Question

A chain of mass m and length L is over hanging from the edge of a smooth horizontal table such that 3/4th of its length is lying on the table. The work done in pulling the chain completely on to the table is:
(A) $\dfrac{{mgl}}{{16}}$
(B) $\dfrac{{mgl}}{{32}}$
(C) $\dfrac{{3mgl}}{{32}}$
(D) $\dfrac{{mgl}}{8}$

Answer 1

Hint: We are looking for the work done in this problem. This could be calculated with the basic formula given by ${\text{dW = f}}{\text{.ds}}$ and integrating it up to the limit as force is not constant throughout.
Formula used: To calculate the amount of force, we use the equation:
${\text{dW = f}}{\text{.ds}}$
Here, $dw$ is the small amount of work being done,
${\text{f}}$ is the force applied.
${\text{ds}}$ is the small displacement,

Complete step by step answer:
It is already known that the weight of the hanging part $\left( {\dfrac{L}{4}} \right)$ of chain is $\dfrac{{Mg}}{4}$ .
The weight acts at the centre of gravity of the hanging part which is at a distance of $\left( {\dfrac{{3L}}{4}} \right)$ from the table.
${\text{dW = f}}{\text{.ds = }}\Delta {\text{P}}{\text{.E}}$
On solving further,
$W = \dfrac{{Mg}}{4} \times \dfrac{L}{8} = \dfrac{{MgL}}{{32}}$
So, we need to see from the above options, and select the correct value.

Thus, the correct answer is option B.

Additional Information: A force is said to do work when it acts on a body so that there is a displacement of the point of application in the direction of the force.
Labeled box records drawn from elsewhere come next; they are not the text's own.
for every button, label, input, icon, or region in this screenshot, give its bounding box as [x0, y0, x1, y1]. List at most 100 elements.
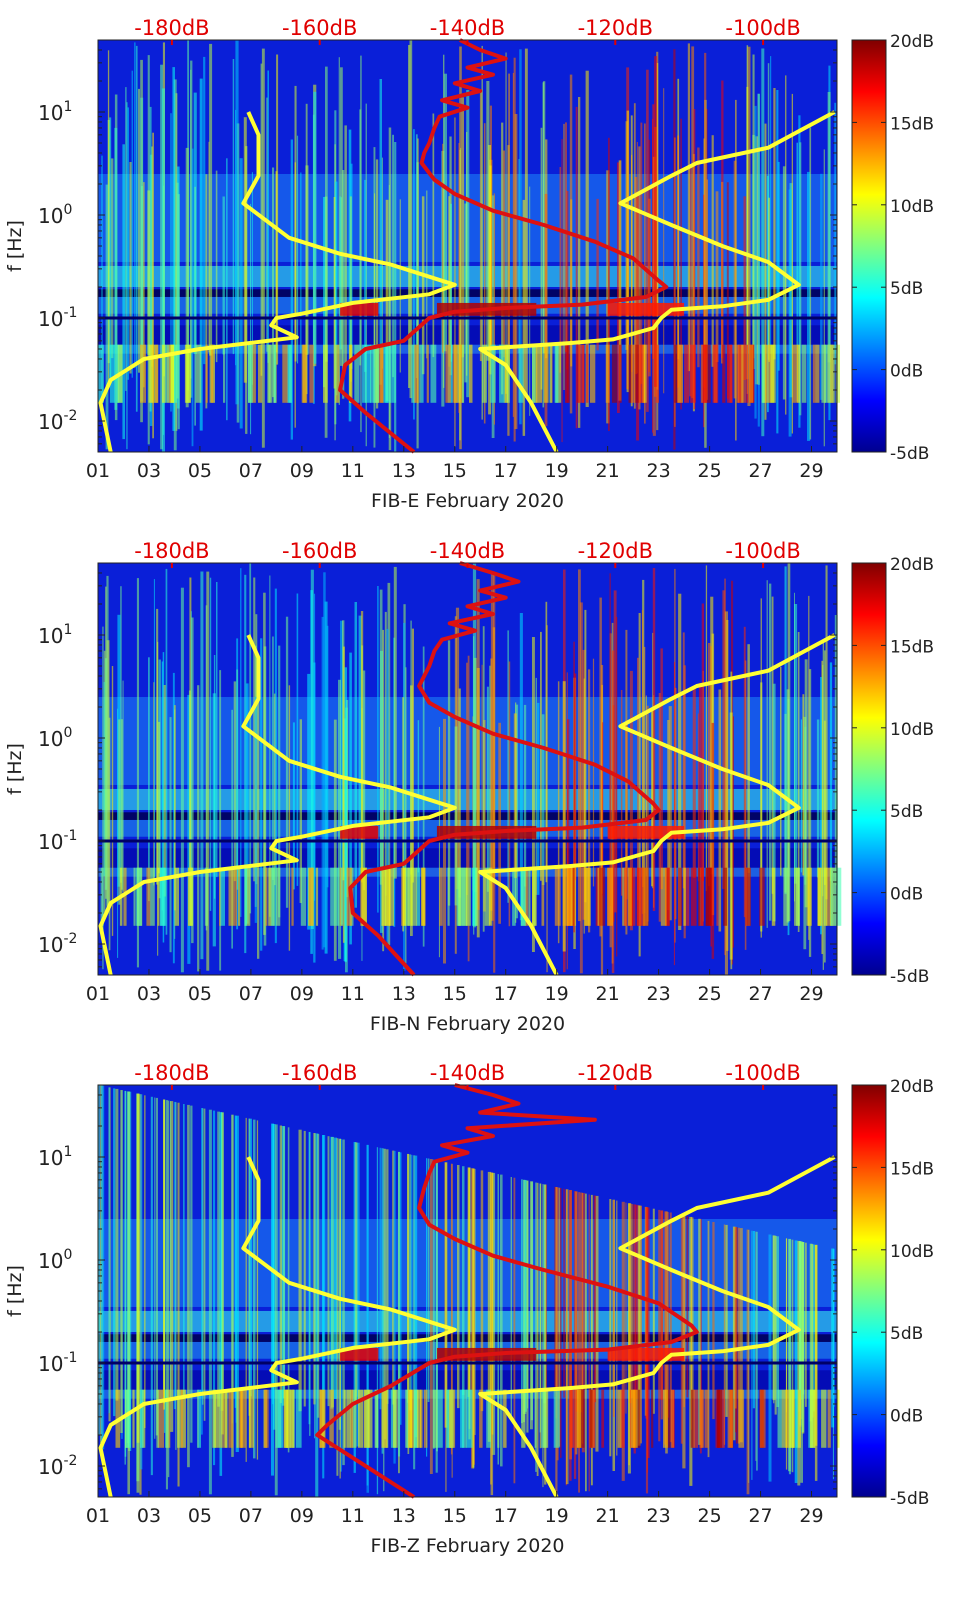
x-tick-label: 27 [748, 460, 772, 482]
spectrogram-streak [782, 166, 786, 400]
spectrogram-streak [780, 666, 782, 876]
spectrogram-streak [413, 129, 415, 420]
spectrogram-streak [296, 135, 299, 364]
spectrogram-block [291, 867, 294, 926]
spectrogram-block [562, 867, 569, 926]
spectrogram-block [177, 1389, 183, 1448]
spectrogram-streak [689, 1216, 693, 1486]
spectrogram-streak [236, 638, 239, 930]
x-tick-label: 03 [137, 983, 161, 1005]
y-tick-base: 10 [38, 1352, 63, 1376]
spectrogram-streak [266, 97, 268, 352]
spectrogram-streak [519, 613, 523, 921]
spectrogram-block [777, 1389, 782, 1448]
spectrogram-block [275, 1389, 282, 1448]
x-tick-label: 11 [341, 1505, 365, 1527]
spectrogram-streak [161, 661, 164, 911]
spectrogram-streak [535, 1182, 537, 1472]
spectrogram-streak [563, 1188, 565, 1398]
spectrogram-streak [609, 1199, 612, 1457]
top-axis-label: -140dB [430, 539, 505, 563]
spectrogram-block [817, 867, 823, 926]
spectrogram-block [762, 344, 766, 403]
spectrogram-streak [177, 194, 180, 430]
spectrogram-streak [606, 170, 610, 424]
spectrogram-streak [791, 1239, 794, 1473]
spectrogram-block [578, 1389, 585, 1448]
spectrogram-block [577, 1389, 581, 1448]
spectrogram-streak [625, 1202, 627, 1414]
spectrogram-block [275, 867, 281, 926]
spectrogram-block [717, 1389, 723, 1448]
x-tick-label: 07 [239, 983, 263, 1005]
x-tick-label: 11 [341, 983, 365, 1005]
spectrogram-streak [799, 1241, 801, 1395]
spectrogram-streak [560, 1188, 562, 1458]
spectrogram-streak [542, 1184, 544, 1488]
spectrogram-block [707, 344, 711, 403]
spectrogram-block [211, 344, 214, 403]
spectrogram-streak [834, 102, 837, 365]
spectrogram-streak [300, 172, 302, 354]
spectrogram-block [584, 867, 590, 926]
spectrogram-streak [545, 601, 548, 883]
spectrogram-streak [379, 589, 383, 885]
spectrogram-streak [443, 54, 445, 388]
spectrogram-block [723, 867, 728, 926]
spectrogram-streak [663, 88, 665, 394]
spectrogram-streak [377, 586, 379, 913]
spectrogram-block [150, 867, 155, 926]
spectrogram-streak [185, 147, 189, 408]
spectrogram-streak [114, 127, 118, 410]
spectrogram-block [607, 867, 613, 926]
spectrogram-block [156, 1389, 159, 1448]
spectrogram-streak [638, 146, 641, 410]
spectrogram-streak [325, 66, 328, 362]
y-tick-label: 101 [38, 99, 72, 125]
spectrogram-block [375, 344, 379, 403]
spectrogram-streak [566, 719, 570, 898]
spectrogram-streak [358, 615, 362, 877]
x-axis-label: FIB-N February 2020 [370, 1013, 565, 1035]
spectrogram-band [98, 1334, 837, 1342]
spectrogram-block [741, 344, 747, 403]
spectrogram-streak [172, 672, 175, 964]
spectrogram-block [700, 344, 703, 403]
spectrogram-block [797, 344, 801, 403]
spectrogram-streak [697, 147, 700, 368]
spectrogram-streak [382, 629, 385, 952]
spectrogram-streak [640, 122, 643, 384]
spectrogram-streak [555, 1187, 558, 1497]
spectrogram-block [484, 867, 490, 926]
spectrogram-block [479, 1389, 483, 1448]
spectrogram-streak [349, 652, 352, 945]
spectrogram-block [497, 1389, 500, 1448]
spectrogram-block [198, 1389, 201, 1448]
spectrogram-block [704, 1389, 709, 1448]
spectrogram-block [416, 867, 421, 926]
spectrogram-streak [771, 596, 774, 894]
spectrogram-block [821, 1389, 827, 1448]
spectrogram-block [815, 344, 820, 403]
spectrogram-streak [489, 665, 491, 925]
spectrogram-block [445, 344, 451, 403]
spectrogram-block [651, 1389, 654, 1448]
spectrogram-streak [474, 1168, 476, 1435]
spectrogram-streak [784, 566, 787, 895]
colorbar-tick-label: -5dB [890, 444, 929, 464]
top-axis-label: -160dB [282, 1061, 357, 1085]
spectrogram-streak [187, 1104, 190, 1468]
spectrogram-streak [680, 118, 682, 410]
spectrogram-block [829, 344, 835, 403]
spectrogram-block [157, 867, 160, 926]
y-tick-label: 10-1 [38, 305, 77, 331]
spectrogram-streak [209, 43, 213, 356]
top-axis-label: -140dB [430, 16, 505, 40]
spectrogram-streak [519, 49, 522, 425]
red-curve-2 [315, 1083, 699, 1499]
spectrogram-block [224, 1389, 228, 1448]
spectrogram-block [528, 867, 531, 926]
spectrogram-block [628, 344, 632, 403]
y-tick-base: 10 [38, 410, 63, 434]
top-axis-label: -120dB [578, 16, 653, 40]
Thus, a force does work when it results in movement. The same integration approach can be also applied to the work done by a constant force. This suggests that integrating the product of force and distance is the general way of determining the work done by a force on a moving body.

Note: The examples of variable force can be seen everywhere as all forces in the world are not constant. Constant force is just an ideal situation used in solving questions. Work may still be calculated as the area under the force- displacement curve.